No ano passado, lamentou a falta de negócios significativos que dariam à empresa a oportunidade de alcançar um "retorno espetacular", já que a liquidez da Berkshire atingiu um novo recorde.
Desde então, à medida que o bilionário reduzia a sua participação na Apple e no Bank of America, abstendo-se de grandes negócios, a liquidez da Berkshire continuou a acumular-se, atingindo 347.700 milhões a 31 de março.

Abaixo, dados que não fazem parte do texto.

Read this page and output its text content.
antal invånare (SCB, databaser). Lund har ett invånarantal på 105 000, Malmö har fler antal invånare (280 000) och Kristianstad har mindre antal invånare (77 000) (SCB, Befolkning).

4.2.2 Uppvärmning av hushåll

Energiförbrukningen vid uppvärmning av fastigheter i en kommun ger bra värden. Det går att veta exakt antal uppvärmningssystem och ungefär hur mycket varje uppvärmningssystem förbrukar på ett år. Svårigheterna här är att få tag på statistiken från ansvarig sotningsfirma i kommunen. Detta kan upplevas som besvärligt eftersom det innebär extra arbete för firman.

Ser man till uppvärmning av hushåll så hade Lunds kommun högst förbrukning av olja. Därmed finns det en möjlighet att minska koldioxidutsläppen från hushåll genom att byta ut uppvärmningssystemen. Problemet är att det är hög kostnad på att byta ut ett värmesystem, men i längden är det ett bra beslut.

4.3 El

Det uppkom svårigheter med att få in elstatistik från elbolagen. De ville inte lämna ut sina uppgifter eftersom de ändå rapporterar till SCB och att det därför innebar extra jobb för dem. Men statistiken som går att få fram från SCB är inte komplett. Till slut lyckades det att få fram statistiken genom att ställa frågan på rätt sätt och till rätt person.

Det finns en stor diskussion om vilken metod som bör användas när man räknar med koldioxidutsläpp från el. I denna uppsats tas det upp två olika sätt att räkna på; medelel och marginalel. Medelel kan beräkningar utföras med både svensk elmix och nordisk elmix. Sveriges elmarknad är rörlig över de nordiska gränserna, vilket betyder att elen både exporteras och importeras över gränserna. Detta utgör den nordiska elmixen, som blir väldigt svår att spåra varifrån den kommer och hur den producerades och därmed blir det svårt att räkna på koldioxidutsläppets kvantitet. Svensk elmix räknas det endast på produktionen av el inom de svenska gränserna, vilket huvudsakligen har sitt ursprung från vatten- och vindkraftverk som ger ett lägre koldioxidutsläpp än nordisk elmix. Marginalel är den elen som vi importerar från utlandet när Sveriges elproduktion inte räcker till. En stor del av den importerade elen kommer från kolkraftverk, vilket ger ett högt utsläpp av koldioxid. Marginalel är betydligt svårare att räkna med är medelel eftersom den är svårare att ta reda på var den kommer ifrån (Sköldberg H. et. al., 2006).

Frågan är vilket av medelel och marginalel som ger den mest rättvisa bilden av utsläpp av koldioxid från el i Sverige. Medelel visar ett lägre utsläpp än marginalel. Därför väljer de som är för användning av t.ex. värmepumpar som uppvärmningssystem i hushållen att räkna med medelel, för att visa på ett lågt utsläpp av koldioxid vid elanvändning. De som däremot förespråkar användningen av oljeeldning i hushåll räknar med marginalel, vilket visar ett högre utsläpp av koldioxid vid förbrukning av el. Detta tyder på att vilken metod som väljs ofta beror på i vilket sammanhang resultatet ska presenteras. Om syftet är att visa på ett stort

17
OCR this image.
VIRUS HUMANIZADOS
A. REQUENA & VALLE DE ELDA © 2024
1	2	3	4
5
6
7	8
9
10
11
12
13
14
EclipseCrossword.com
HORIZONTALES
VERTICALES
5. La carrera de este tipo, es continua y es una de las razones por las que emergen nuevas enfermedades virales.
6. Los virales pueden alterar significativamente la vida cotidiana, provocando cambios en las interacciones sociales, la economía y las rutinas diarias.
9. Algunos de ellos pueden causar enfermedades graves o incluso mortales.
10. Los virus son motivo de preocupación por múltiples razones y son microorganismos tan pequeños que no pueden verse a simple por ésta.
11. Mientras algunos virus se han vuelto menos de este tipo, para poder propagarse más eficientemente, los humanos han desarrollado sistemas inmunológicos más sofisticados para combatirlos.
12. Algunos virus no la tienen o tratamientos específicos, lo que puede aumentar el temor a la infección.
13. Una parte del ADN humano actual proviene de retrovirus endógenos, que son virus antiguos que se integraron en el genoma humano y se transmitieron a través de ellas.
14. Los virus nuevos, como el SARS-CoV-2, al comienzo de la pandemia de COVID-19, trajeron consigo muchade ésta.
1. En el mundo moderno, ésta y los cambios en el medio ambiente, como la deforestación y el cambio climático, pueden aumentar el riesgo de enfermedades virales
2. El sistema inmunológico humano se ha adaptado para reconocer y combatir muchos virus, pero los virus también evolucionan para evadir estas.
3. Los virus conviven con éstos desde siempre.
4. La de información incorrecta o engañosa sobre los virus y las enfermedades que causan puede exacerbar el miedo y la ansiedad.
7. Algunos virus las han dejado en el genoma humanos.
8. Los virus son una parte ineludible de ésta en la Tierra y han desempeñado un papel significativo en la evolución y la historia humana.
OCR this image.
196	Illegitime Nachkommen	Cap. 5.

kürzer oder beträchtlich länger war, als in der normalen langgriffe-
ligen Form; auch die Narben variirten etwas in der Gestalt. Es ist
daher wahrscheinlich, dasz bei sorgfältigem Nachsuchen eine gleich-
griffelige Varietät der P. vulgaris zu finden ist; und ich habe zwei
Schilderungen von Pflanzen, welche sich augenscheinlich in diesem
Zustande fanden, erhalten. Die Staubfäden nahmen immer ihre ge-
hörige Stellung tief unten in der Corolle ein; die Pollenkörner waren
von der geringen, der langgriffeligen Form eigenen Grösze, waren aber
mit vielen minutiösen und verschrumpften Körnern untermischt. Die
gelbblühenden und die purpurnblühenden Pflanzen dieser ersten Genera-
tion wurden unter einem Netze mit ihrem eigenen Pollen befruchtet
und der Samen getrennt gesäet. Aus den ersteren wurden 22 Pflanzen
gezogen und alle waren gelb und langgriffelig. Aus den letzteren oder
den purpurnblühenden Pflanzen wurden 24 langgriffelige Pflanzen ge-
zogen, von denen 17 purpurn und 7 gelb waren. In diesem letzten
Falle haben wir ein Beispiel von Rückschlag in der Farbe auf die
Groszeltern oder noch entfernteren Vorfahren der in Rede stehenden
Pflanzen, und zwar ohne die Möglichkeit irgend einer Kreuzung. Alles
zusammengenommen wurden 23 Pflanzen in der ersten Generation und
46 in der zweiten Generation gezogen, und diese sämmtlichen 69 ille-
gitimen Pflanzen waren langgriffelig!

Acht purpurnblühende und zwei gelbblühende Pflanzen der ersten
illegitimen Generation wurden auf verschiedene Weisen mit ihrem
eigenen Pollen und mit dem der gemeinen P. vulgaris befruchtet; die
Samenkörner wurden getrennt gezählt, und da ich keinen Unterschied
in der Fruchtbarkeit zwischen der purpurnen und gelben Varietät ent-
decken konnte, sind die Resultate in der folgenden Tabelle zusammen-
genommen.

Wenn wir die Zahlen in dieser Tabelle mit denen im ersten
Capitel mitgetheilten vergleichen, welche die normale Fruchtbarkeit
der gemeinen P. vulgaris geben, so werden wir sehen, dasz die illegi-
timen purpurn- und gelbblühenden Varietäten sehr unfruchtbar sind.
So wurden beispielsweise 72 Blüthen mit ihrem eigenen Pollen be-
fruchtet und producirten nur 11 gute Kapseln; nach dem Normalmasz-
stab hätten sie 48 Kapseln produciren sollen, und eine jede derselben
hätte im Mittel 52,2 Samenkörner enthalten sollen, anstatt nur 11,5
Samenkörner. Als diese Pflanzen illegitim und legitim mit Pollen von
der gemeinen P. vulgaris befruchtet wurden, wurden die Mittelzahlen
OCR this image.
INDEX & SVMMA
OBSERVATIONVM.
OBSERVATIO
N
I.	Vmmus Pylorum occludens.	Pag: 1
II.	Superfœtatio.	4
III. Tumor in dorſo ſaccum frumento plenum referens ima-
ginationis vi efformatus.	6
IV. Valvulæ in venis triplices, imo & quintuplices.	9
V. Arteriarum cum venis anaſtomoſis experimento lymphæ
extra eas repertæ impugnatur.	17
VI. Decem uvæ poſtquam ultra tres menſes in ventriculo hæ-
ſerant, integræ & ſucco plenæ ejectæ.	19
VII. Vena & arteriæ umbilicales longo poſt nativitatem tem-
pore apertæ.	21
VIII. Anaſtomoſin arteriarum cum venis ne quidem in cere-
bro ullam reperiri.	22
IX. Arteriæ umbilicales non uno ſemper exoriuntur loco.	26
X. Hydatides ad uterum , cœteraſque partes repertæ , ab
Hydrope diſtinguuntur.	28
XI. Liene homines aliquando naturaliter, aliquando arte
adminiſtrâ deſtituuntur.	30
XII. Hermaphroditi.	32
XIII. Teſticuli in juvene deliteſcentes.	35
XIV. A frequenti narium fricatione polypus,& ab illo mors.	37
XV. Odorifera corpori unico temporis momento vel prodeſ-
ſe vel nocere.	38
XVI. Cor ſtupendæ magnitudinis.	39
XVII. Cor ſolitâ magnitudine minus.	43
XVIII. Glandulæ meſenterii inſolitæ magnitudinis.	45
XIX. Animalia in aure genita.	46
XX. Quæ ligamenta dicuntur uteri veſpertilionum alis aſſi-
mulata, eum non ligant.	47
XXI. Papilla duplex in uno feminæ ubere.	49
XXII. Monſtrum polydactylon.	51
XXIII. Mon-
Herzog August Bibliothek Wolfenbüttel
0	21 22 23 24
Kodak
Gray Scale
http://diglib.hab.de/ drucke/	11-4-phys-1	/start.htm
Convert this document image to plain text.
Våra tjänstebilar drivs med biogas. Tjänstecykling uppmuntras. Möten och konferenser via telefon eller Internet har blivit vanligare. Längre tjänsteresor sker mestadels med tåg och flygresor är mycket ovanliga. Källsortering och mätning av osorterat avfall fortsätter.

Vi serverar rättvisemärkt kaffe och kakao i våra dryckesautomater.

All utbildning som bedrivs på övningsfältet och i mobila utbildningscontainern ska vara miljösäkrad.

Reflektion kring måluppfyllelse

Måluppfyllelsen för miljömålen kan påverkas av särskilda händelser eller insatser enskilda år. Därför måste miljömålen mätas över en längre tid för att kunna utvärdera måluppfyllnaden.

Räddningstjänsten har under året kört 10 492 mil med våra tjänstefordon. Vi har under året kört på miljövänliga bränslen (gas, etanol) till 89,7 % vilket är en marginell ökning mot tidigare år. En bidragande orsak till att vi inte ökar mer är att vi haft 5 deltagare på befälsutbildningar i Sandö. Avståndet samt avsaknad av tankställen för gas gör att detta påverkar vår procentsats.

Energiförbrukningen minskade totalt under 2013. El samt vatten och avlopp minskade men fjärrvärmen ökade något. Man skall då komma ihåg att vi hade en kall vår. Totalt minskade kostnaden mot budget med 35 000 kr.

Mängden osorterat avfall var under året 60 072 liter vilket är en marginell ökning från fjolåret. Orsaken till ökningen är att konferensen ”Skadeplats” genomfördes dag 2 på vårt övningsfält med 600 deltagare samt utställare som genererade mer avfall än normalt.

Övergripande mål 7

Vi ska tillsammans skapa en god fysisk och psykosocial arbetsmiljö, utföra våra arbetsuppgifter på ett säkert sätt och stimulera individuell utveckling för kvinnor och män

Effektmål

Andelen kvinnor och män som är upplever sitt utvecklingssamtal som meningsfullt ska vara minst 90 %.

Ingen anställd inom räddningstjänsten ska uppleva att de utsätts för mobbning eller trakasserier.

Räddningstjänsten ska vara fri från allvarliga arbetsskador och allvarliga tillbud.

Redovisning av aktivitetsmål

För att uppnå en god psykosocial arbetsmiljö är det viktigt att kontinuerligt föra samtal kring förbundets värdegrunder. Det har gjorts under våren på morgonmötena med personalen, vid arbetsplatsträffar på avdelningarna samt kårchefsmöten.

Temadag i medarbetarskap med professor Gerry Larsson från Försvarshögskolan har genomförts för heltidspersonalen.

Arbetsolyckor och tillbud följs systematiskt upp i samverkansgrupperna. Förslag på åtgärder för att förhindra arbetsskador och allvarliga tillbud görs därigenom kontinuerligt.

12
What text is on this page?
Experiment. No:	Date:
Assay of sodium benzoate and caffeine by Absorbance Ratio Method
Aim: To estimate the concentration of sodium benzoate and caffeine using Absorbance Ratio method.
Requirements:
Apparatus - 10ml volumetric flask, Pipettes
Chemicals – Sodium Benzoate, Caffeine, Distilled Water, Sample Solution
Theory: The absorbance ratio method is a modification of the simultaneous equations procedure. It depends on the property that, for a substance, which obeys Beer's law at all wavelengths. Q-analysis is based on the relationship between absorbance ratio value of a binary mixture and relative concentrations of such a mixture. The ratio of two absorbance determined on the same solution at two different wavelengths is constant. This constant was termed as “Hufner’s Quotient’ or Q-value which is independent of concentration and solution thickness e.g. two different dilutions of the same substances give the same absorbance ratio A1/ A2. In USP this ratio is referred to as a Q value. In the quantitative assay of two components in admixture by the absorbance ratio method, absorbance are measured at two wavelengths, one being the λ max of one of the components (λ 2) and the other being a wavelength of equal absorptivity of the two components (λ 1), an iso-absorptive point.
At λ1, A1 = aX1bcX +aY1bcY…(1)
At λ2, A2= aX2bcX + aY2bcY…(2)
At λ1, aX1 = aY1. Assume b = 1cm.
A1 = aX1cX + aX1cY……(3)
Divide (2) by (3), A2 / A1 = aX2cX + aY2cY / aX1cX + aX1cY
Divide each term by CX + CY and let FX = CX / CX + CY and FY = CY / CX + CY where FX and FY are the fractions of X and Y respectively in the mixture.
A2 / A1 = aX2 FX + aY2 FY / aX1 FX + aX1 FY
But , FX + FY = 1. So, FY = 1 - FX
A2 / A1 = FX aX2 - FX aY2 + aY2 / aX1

Carreira atrai fãs há anos
Ainda assim, a sua longa carreira atrai fãs há anos. Em reuniões anuais realizadas num movimentado estádio desportivo de Omaha, ele e Munger avaliaram tópicos que vão desde o mercado de ações até criptomoedas e até mesmo a vida e o sucesso. O evento anual, apelidado de 'Woodstock for Capitalists', e a carta anual amplamente lida contribuíram para o fascínio do investidor em ensinar os outros.
Os seguidores do multimilionário costumam citar as suas frases mais memoráveis. Buffett mencionou uma das suas frases mais memoráveis em 2018, quando perguntou se o problemático Wells Fargo poderia descobrir mais irregularidades: "Nunca há uma única barata na cozinha". E sobre as empresas financeiras superalavancadas durante a crise global de 2008, disse: "Só saberás quem está a nadar nu quando a maré baixa".
Apesar do grande número de seguidores de Buffett, a gestão diária da Berkshire era direta. Há muito tempo favorece uma abordagem de gestão descentralizada, permitindo que os diretores das várias empresas da Berkshire gerenciem as operações como bem entenderem e as monitorizem regularmente.
"A decisão de Buffett de limitar as suas atividades a poucos e concentrar-se nelas o máximo possível, e continuar a fazê-lo durante 50 anos, foi um verdadeiro deleite", disse Munger numa carta anual. "Buffett teve sucesso pela mesma razão que Roger Federer se tornou um bom tenista."